Horton Barker (August 23, 1889 – August 12, 1973) was an Appalachian traditional singer.

== Early life ==
Barker was born in Laurel Bloomery, Tennessee, US. Blind nearly all his life, Barker learned his unusually wide repertoire at the School for the Deaf and Blind in Staunton, Virginia, as well as at folk festivals in Whitetop, Virginia.

== Career ==
Barker's pure-toned tenor voice earned him a bare living around the region but also brought him to the attention of folklorist Alan Lomax, who recorded Barker in 1937, and later folksinger, folksong collector, and field recorder Sandy Paton, who recorded Barker's 1962 LP Horton Barker: Traditional Singer.
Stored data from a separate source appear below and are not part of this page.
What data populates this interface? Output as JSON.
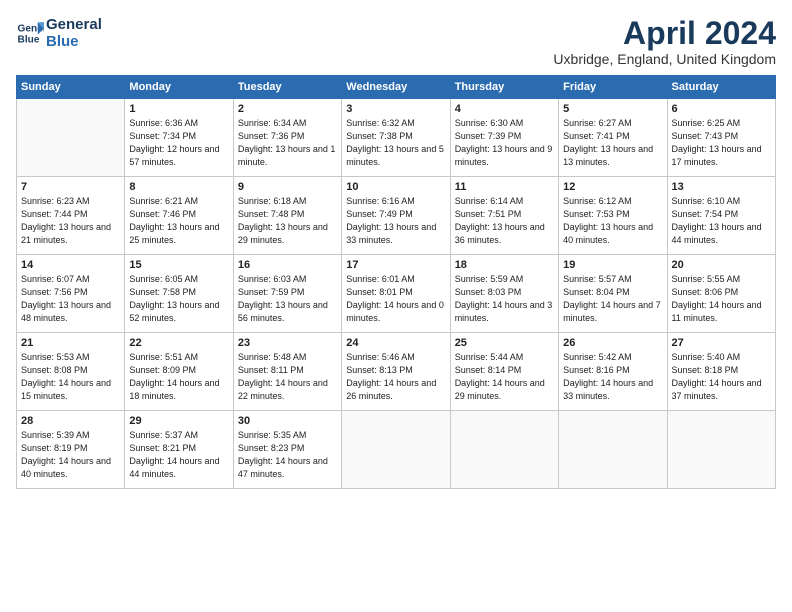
{
  "logo": {
    "line1": "General",
    "line2": "Blue"
  },
  "title": "April 2024",
  "location": "Uxbridge, England, United Kingdom",
  "headers": [
    "Sunday",
    "Monday",
    "Tuesday",
    "Wednesday",
    "Thursday",
    "Friday",
    "Saturday"
  ],
  "weeks": [
    [
      {
        "day": "",
        "sunrise": "",
        "sunset": "",
        "daylight": "",
        "empty": true
      },
      {
        "day": "1",
        "sunrise": "Sunrise: 6:36 AM",
        "sunset": "Sunset: 7:34 PM",
        "daylight": "Daylight: 12 hours and 57 minutes."
      },
      {
        "day": "2",
        "sunrise": "Sunrise: 6:34 AM",
        "sunset": "Sunset: 7:36 PM",
        "daylight": "Daylight: 13 hours and 1 minute."
      },
      {
        "day": "3",
        "sunrise": "Sunrise: 6:32 AM",
        "sunset": "Sunset: 7:38 PM",
        "daylight": "Daylight: 13 hours and 5 minutes."
      },
      {
        "day": "4",
        "sunrise": "Sunrise: 6:30 AM",
        "sunset": "Sunset: 7:39 PM",
        "daylight": "Daylight: 13 hours and 9 minutes."
      },
      {
        "day": "5",
        "sunrise": "Sunrise: 6:27 AM",
        "sunset": "Sunset: 7:41 PM",
        "daylight": "Daylight: 13 hours and 13 minutes."
      },
      {
        "day": "6",
        "sunrise": "Sunrise: 6:25 AM",
        "sunset": "Sunset: 7:43 PM",
        "daylight": "Daylight: 13 hours and 17 minutes."
      }
    ],
    [
      {
        "day": "7",
        "sunrise": "Sunrise: 6:23 AM",
        "sunset": "Sunset: 7:44 PM",
        "daylight": "Daylight: 13 hours and 21 minutes."
      },
      {
        "day": "8",
        "sunrise": "Sunrise: 6:21 AM",
        "sunset": "Sunset: 7:46 PM",
        "daylight": "Daylight: 13 hours and 25 minutes."
      },
      {
        "day": "9",
        "sunrise": "Sunrise: 6:18 AM",
        "sunset": "Sunset: 7:48 PM",
        "daylight": "Daylight: 13 hours and 29 minutes."
      },
      {
        "day": "10",
        "sunrise": "Sunrise: 6:16 AM",
        "sunset": "Sunset: 7:49 PM",
        "daylight": "Daylight: 13 hours and 33 minutes."
      },
      {
        "day": "11",
        "sunrise": "Sunrise: 6:14 AM",
        "sunset": "Sunset: 7:51 PM",
        "daylight": "Daylight: 13 hours and 36 minutes."
      },
      {
        "day": "12",
        "sunrise": "Sunrise: 6:12 AM",
        "sunset": "Sunset: 7:53 PM",
        "daylight": "Daylight: 13 hours and 40 minutes."
      },
      {
        "day": "13",
        "sunrise": "Sunrise: 6:10 AM",
        "sunset": "Sunset: 7:54 PM",
        "daylight": "Daylight: 13 hours and 44 minutes."
      }
    ],
    [
      {
        "day": "14",
        "sunrise": "Sunrise: 6:07 AM",
        "sunset": "Sunset: 7:56 PM",
        "daylight": "Daylight: 13 hours and 48 minutes."
      },
      {
        "day": "15",
        "sunrise": "Sunrise: 6:05 AM",
        "sunset": "Sunset: 7:58 PM",
        "daylight": "Daylight: 13 hours and 52 minutes."
      },
      {
        "day": "16",
        "sunrise": "Sunrise: 6:03 AM",
        "sunset": "Sunset: 7:59 PM",
        "daylight": "Daylight: 13 hours and 56 minutes."
      },
      {
        "day": "17",
        "sunrise": "Sunrise: 6:01 AM",
        "sunset": "Sunset: 8:01 PM",
        "daylight": "Daylight: 14 hours and 0 minutes."
      },
      {
        "day": "18",
        "sunrise": "Sunrise: 5:59 AM",
        "sunset": "Sunset: 8:03 PM",
        "daylight": "Daylight: 14 hours and 3 minutes."
      },
      {
        "day": "19",
        "sunrise": "Sunrise: 5:57 AM",
        "sunset": "Sunset: 8:04 PM",
        "daylight": "Daylight: 14 hours and 7 minutes."
      },
      {
        "day": "20",
        "sunrise": "Sunrise: 5:55 AM",
        "sunset": "Sunset: 8:06 PM",
        "daylight": "Daylight: 14 hours and 11 minutes."
      }
    ],
    [
      {
        "day": "21",
        "sunrise": "Sunrise: 5:53 AM",
        "sunset": "Sunset: 8:08 PM",
        "daylight": "Daylight: 14 hours and 15 minutes."
      },
      {
        "day": "22",
        "sunrise": "Sunrise: 5:51 AM",
        "sunset": "Sunset: 8:09 PM",
        "daylight": "Daylight: 14 hours and 18 minutes."
      },
      {
        "day": "23",
        "sunrise": "Sunrise: 5:48 AM",
        "sunset": "Sunset: 8:11 PM",
        "daylight": "Daylight: 14 hours and 22 minutes."
      },
      {
        "day": "24",
        "sunrise": "Sunrise: 5:46 AM",
        "sunset": "Sunset: 8:13 PM",
        "daylight": "Daylight: 14 hours and 26 minutes."
      },
      {
        "day": "25",
        "sunrise": "Sunrise: 5:44 AM",
        "sunset": "Sunset: 8:14 PM",
        "daylight": "Daylight: 14 hours and 29 minutes."
      },
      {
        "day": "26",
        "sunrise": "Sunrise: 5:42 AM",
        "sunset": "Sunset: 8:16 PM",
        "daylight": "Daylight: 14 hours and 33 minutes."
      },
      {
        "day": "27",
        "sunrise": "Sunrise: 5:40 AM",
        "sunset": "Sunset: 8:18 PM",
        "daylight": "Daylight: 14 hours and 37 minutes."
      }
    ],
    [
      {
        "day": "28",
        "sunrise": "Sunrise: 5:39 AM",
        "sunset": "Sunset: 8:19 PM",
        "daylight": "Daylight: 14 hours and 40 minutes."
      },
      {
        "day": "29",
        "sunrise": "Sunrise: 5:37 AM",
        "sunset": "Sunset: 8:21 PM",
        "daylight": "Daylight: 14 hours and 44 minutes."
      },
      {
        "day": "30",
        "sunrise": "Sunrise: 5:35 AM",
        "sunset": "Sunset: 8:23 PM",
        "daylight": "Daylight: 14 hours and 47 minutes."
      },
      {
        "day": "",
        "sunrise": "",
        "sunset": "",
        "daylight": "",
        "empty": true
      },
      {
        "day": "",
        "sunrise": "",
        "sunset": "",
        "daylight": "",
        "empty": true
      },
      {
        "day": "",
        "sunrise": "",
        "sunset": "",
        "daylight": "",
        "empty": true
      },
      {
        "day": "",
        "sunrise": "",
        "sunset": "",
        "daylight": "",
        "empty": true
      }
    ]
  ]
}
In his early 70s when this LP was recorded, Barker still had a fine singing voice, and the record was praised for its interesting range of material, from ballads (including four Child ballads) to sacred songs "in the older rubato style." This record was released on the Folkways label, catalog number FA 2362.

At the age of 75, Barker appeared at the 1965 Newport Folk Festival. A brief portion of the song "Pretty Sally" from Barker's Saturday performance at that festival is featured in the 1967 documentary film Festival, directed by Murray Lerner.

== Death ==
Horton Barker died in 1973 at the age of 83.